Screenplay: Richard
Glatzer
Cast: Julianne
Moore, Alec Baldwin, Kristen Stewart, Hunter Parish, Kate Bosworth, Shane
McRae, Seth Gilliam
Review by James Colt Harrison
Although there might be a tendency to label this
film as a “disease of the week” TV movie, it goes beyond superficial medical analysis
and gets to the heart of a very serious matter. Also, it is shot so simply and
beautifully by cinematographer Denis Lenior you may think it is a television
show, but he captures the Hamptons in a direct and no-nonsense way.
Director Richard Glatzer wrote the screenplay
with Wash Westmoreland from the original novel by Lisa Genova. The book gripped
readers with its straightforward story and a personal experience of the author.

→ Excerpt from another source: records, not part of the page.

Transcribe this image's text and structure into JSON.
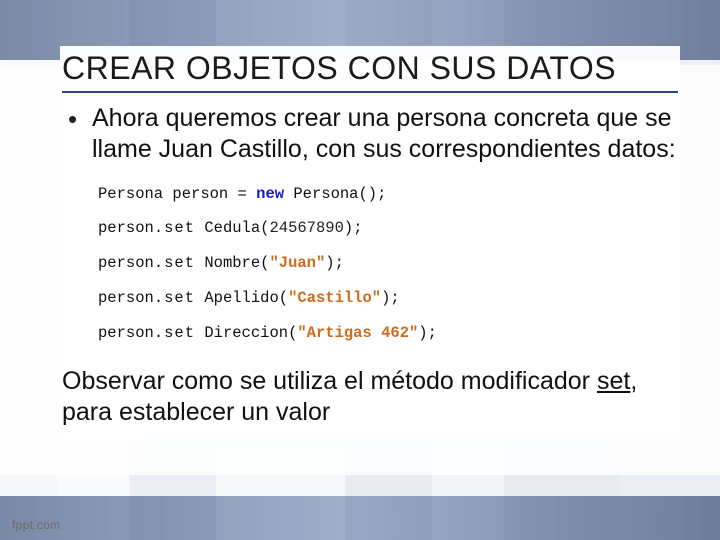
{
  "title": "CREAR OBJETOS CON SUS DATOS",
  "bullet1": "Ahora queremos crear una persona concreta que se llame Juan Castillo, con sus correspondientes datos:",
  "code": {
    "l1_type": "Persona",
    "l1_var": " person ",
    "l1_eq": "= ",
    "l1_new": "new",
    "l1_ctor": " Persona",
    "l1_parens": "();",
    "l2_obj": "person",
    "l2_call": ".set",
    "l2_sep": " ",
    "l2_m": "Cedula",
    "l2_open": "(",
    "l2_arg": "24567890",
    "l2_close": ");",
    "l3_obj": "person",
    "l3_call": ".set",
    "l3_m": "Nombre",
    "l3_open": "(",
    "l3_arg": "\"Juan\"",
    "l3_close": ");",
    "l4_obj": "person",
    "l4_call": ".set",
    "l4_m": "Apellido",
    "l4_open": "(",
    "l4_arg": "\"Castillo\"",
    "l4_close": ");",
    "l5_obj": "person",
    "l5_call": ".set",
    "l5_m": "Direccion",
    "l5_open": "(",
    "l5_arg": "\"Artigas 462\"",
    "l5_close": ");"
  },
  "closing_pre": "Observar como se utiliza el método modificador ",
  "closing_kw": "set",
  "closing_post": ", para establecer un valor",
  "footer": "fppt.com"
}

Glatzer and Westmoreland have continued that simplicity to the storytelling in
the movie. Your heartstrings will be plucked like a harp being played in Heaven
by angels. Yes, it’s a tear-jerking event of the highest order, but both men
and women will embrace the story and the object of it as played so
magnificently by Julianne Moore.
Miss Moore has the tricky job of playing a
character (Dr. Alice Howland, a linguistics professor) who is beautiful,
intelligent and at the top of her career in such an engaging way it elicits our sympathy and admiration. At only age
50, she is diagnosed with early on-set Alzheimer’s disease. She struggles with
the disease and is fearful of forgetting all that she has accomplished as well
as mentally losing her beloved family in the process. The subject is dealt in a
tender way, and husband Dr. John Howland (Alec Baldwin) becomes the rock on
which can lean for support and love. Baldwin leaves his usual brash and
abrasive personality at home and does some of the best work he has done in
years. He’s an actor of some depth and shows great loyalty to his wife Alice
during a time of great crisis. As a prominent doctor himself, he must continue
his own career path while at the same time understanding Alice’s need for
recognition and continued validation as a person of intelligence.
Kristen Stewart (the Twilight series) plays Alice’s youngest daughter Lydia. For the
first time she shows an ability to do some good acting. Stewart is a surprise
with her repartee with her mother. She may at last shake off the “Miss Glum”
nickname because of her inability to smile or show any emotion whatsoever. In
this film she is cracking her eggshell protection and is showing some feelings.
Julianne Moore has struck gold by being cast in
a tour-de-force acting role that any actress would give their left arm to play.
Ms. Moore did not have to give up any arms because she caught the producer’s
and director’s attention with her superb acting. She is the entire picture and dominates all her scenes even against
such superlative actors as Baldwin, Stewart, and Kate Bosworth (daughter Anna).